The cooling speed of the test piece 15 at the cooling chamber 12 can be controlled by selecting a proper refrigerant to be contained in the cooling tank 17. Thus, a rapid cooling of the test piece is allowable in the cooling process under the vacuum atmosphere.

When the cooling of the test piece 15 is completed, the vacuum pump 20 stops to permit the above vacuum tube to be in the atmospheric pressure.
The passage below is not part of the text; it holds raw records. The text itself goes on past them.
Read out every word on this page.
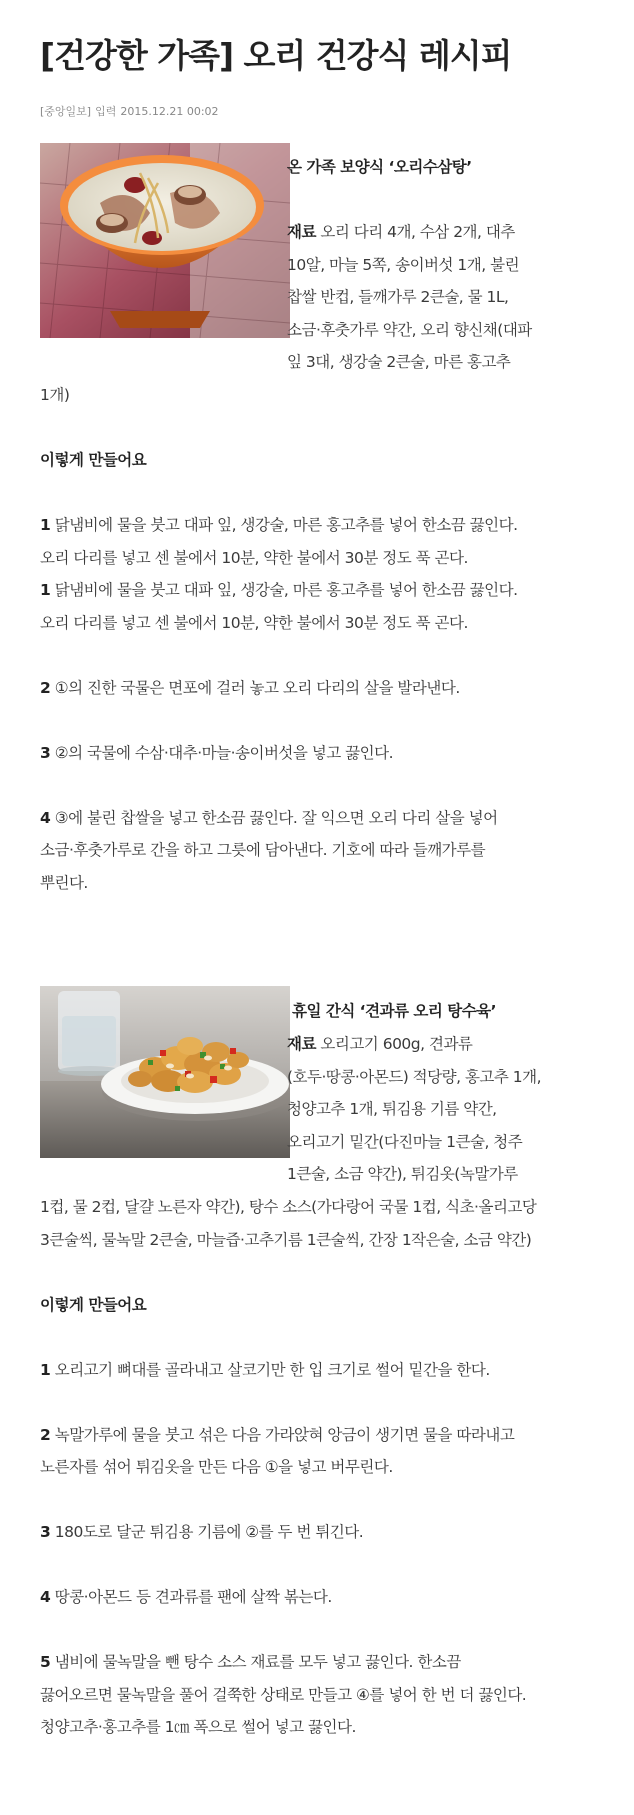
[건강한 가족] 오리 건강식 레시피
[중앙일보] 입력 2015.12.21 00:02
온 가족 보양식 ‘오리수삼탕’
재료 오리 다리 4개, 수삼 2개, 대추
10알, 마늘 5쪽, 송이버섯 1개, 불린
찹쌀 반컵, 들깨가루 2큰술, 물 1L,
소금·후춧가루 약간, 오리 향신채(대파
잎 3대, 생강술 2큰술, 마른 홍고추
1개)
이렇게 만들어요
1 닭냄비에 물을 붓고 대파 잎, 생강술, 마른 홍고추를 넣어 한소끔 끓인다.
오리 다리를 넣고 센 불에서 10분, 약한 불에서 30분 정도 푹 곤다.
1 닭냄비에 물을 붓고 대파 잎, 생강술, 마른 홍고추를 넣어 한소끔 끓인다.
오리 다리를 넣고 센 불에서 10분, 약한 불에서 30분 정도 푹 곤다.
2 ①의 진한 국물은 면포에 걸러 놓고 오리 다리의 살을 발라낸다.
3 ②의 국물에 수삼·대추·마늘·송이버섯을 넣고 끓인다.
4 ③에 불린 찹쌀을 넣고 한소끔 끓인다. 잘 익으면 오리 다리 살을 넣어
소금·후춧가루로 간을 하고 그릇에 담아낸다. 기호에 따라 들깨가루를
뿌린다.
휴일 간식 ‘견과류 오리 탕수육’
재료 오리고기 600g, 견과류
(호두·땅콩·아몬드) 적당량, 홍고추 1개,
청양고추 1개, 튀김용 기름 약간,
오리고기 밑간(다진마늘 1큰술, 청주
1큰술, 소금 약간), 튀김옷(녹말가루
1컵, 물 2컵, 달걀 노른자 약간), 탕수 소스(가다랑어 국물 1컵, 식초·올리고당
3큰술씩, 물녹말 2큰술, 마늘즙·고추기름 1큰술씩, 간장 1작은술, 소금 약간)
이렇게 만들어요
1 오리고기 뼈대를 골라내고 살코기만 한 입 크기로 썰어 밑간을 한다.
2 녹말가루에 물을 붓고 섞은 다음 가라앉혀 앙금이 생기면 물을 따라내고
노른자를 섞어 튀김옷을 만든 다음 ①을 넣고 버무린다.
3 180도로 달군 튀김용 기름에 ②를 두 번 튀긴다.
4 땅콩·아몬드 등 견과류를 팬에 살짝 볶는다.
5 냄비에 물녹말을 뺀 탕수 소스 재료를 모두 넣고 끓인다. 한소끔
끓어오르면 물녹말을 풀어 걸쭉한 상태로 만들고 ④를 넣어 한 번 더 끓인다.
청양고추·홍고추를 1㎝ 폭으로 썰어 넣고 끓인다.
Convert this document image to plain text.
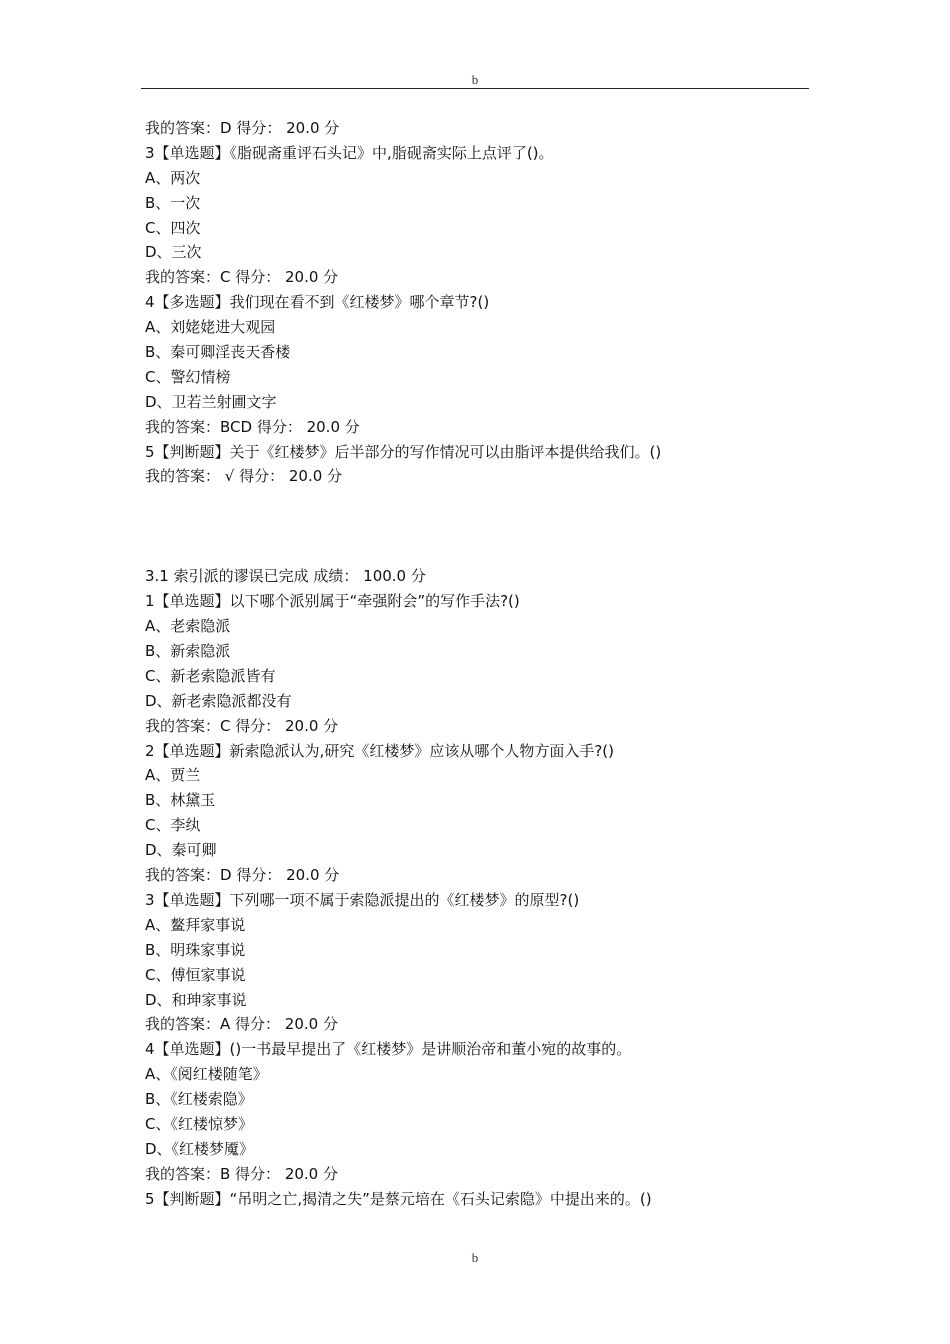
b
我的答案：D 得分： 20.0 分
3【单选题】《脂砚斋重评石头记》中,脂砚斋实际上点评了()。
A、两次
B、一次
C、四次
D、三次
我的答案：C 得分： 20.0 分
4【多选题】我们现在看不到《红楼梦》哪个章节?()
A、刘姥姥进大观园
B、秦可卿淫丧天香楼
C、警幻情榜
D、卫若兰射圃文字
我的答案：BCD 得分： 20.0 分
5【判断题】关于《红楼梦》后半部分的写作情况可以由脂评本提供给我们。()
我的答案： √ 得分： 20.0 分
3.1 索引派的谬误已完成 成绩： 100.0 分
1【单选题】以下哪个派别属于“牵强附会”的写作手法?()
A、老索隐派
B、新索隐派
C、新老索隐派皆有
D、新老索隐派都没有
我的答案：C 得分： 20.0 分
2【单选题】新索隐派认为,研究《红楼梦》应该从哪个人物方面入手?()
A、贾兰
B、林黛玉
C、李纨
D、秦可卿
我的答案：D 得分： 20.0 分
3【单选题】下列哪一项不属于索隐派提出的《红楼梦》的原型?()
A、鳌拜家事说
B、明珠家事说
C、傅恒家事说
D、和珅家事说
我的答案：A 得分： 20.0 分
4【单选题】()一书最早提出了《红楼梦》是讲顺治帝和董小宛的故事的。
A、《阅红楼随笔》
B、《红楼索隐》
C、《红楼惊梦》
D、《红楼梦魇》
我的答案：B 得分： 20.0 分
5【判断题】“吊明之亡,揭清之失”是蔡元培在《石头记索隐》中提出来的。()
b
After vacuum off process, the moving means 16 wound up the wire rope 18 to take out the test piece 15 from the cooling chamber 12 and to move it to the location of the discharge door.

As will be apparent from the foregoing description, the heat treatment apparatus of the present invention has following advantages:

1) improve physical characteristics of metal surface for maintaining high vacuum atmosphere in the chambers during the heating and cooling process.

2) Cooling speed of the test piece at the cooling chamber can be controlled by selecting a proper refrigerant to be contained in the cooling tank 17. Thus, a rapid cooling of the test piece is allowed.

3) No need of additional provision of a cooling machine and cost saving for the cooling process.

Claims

What is claimed is:

1. A heat treatment machine comprising:

a heating chamber for heating test piece to the predetermined temperature during a time period;

a first extending tube extending horizontally from said heating chamber to a coupling flange provided at the outer end thereof;

a second extending tube having a predetermined length and same diameter as that of the first extending tube for communicating with the first extending tube;

a cooling chamber coupled with a branch tube of the second extending tube by a flange coupling, and extended downwardly from the bottom of the second extending tube, and having a cooling tank provided around the cooling chamber at a predetermined depth;

a moving means provided on the top wall of the second extending tube for moving the test piece from the heating zone of the heating chamber to the cooling zone of the cooling chamber;

a vacuum pump means for maintaining the heating chamber and the cooling chamber in a vacuum atmosphere; and

a vacuum control means for sensing vacuum level of each chamber and controlling operation of the vacuum pump means in response to the level of vacuum.

2. A heat treatment machine of claim 1, further comprising a cooling water tube wound around the outer end region of the heating chamber at a predetermined turn for preventing the burning of an air-tight O-ring inserted in the coupling flange.

3. The heat treatment machine of claim 1, wherein the moving means includes a outer magnet slidably mounted along the outer surface of the extending tube, a inner magnet mounted to face the outer magnet within the inner wall of the tube, a loader for containing the test piece, and a wire rope connected between the inner magnet and the test piece loader.

4. The heat treatment machine of claim 1, wherein a refrigerant is received between the inner surface of the cooling tank and the outer surface of the cooling chamber.

5. The heat treatment machine of claim 1, wherein the vacuum pump means includes a rotary pump for vacuumizing the heating chamber and the cooling chamber to be in a relatively low vacuum level, and a diffusion pump for maintaining the chambers to be in a relatively high vacuum level.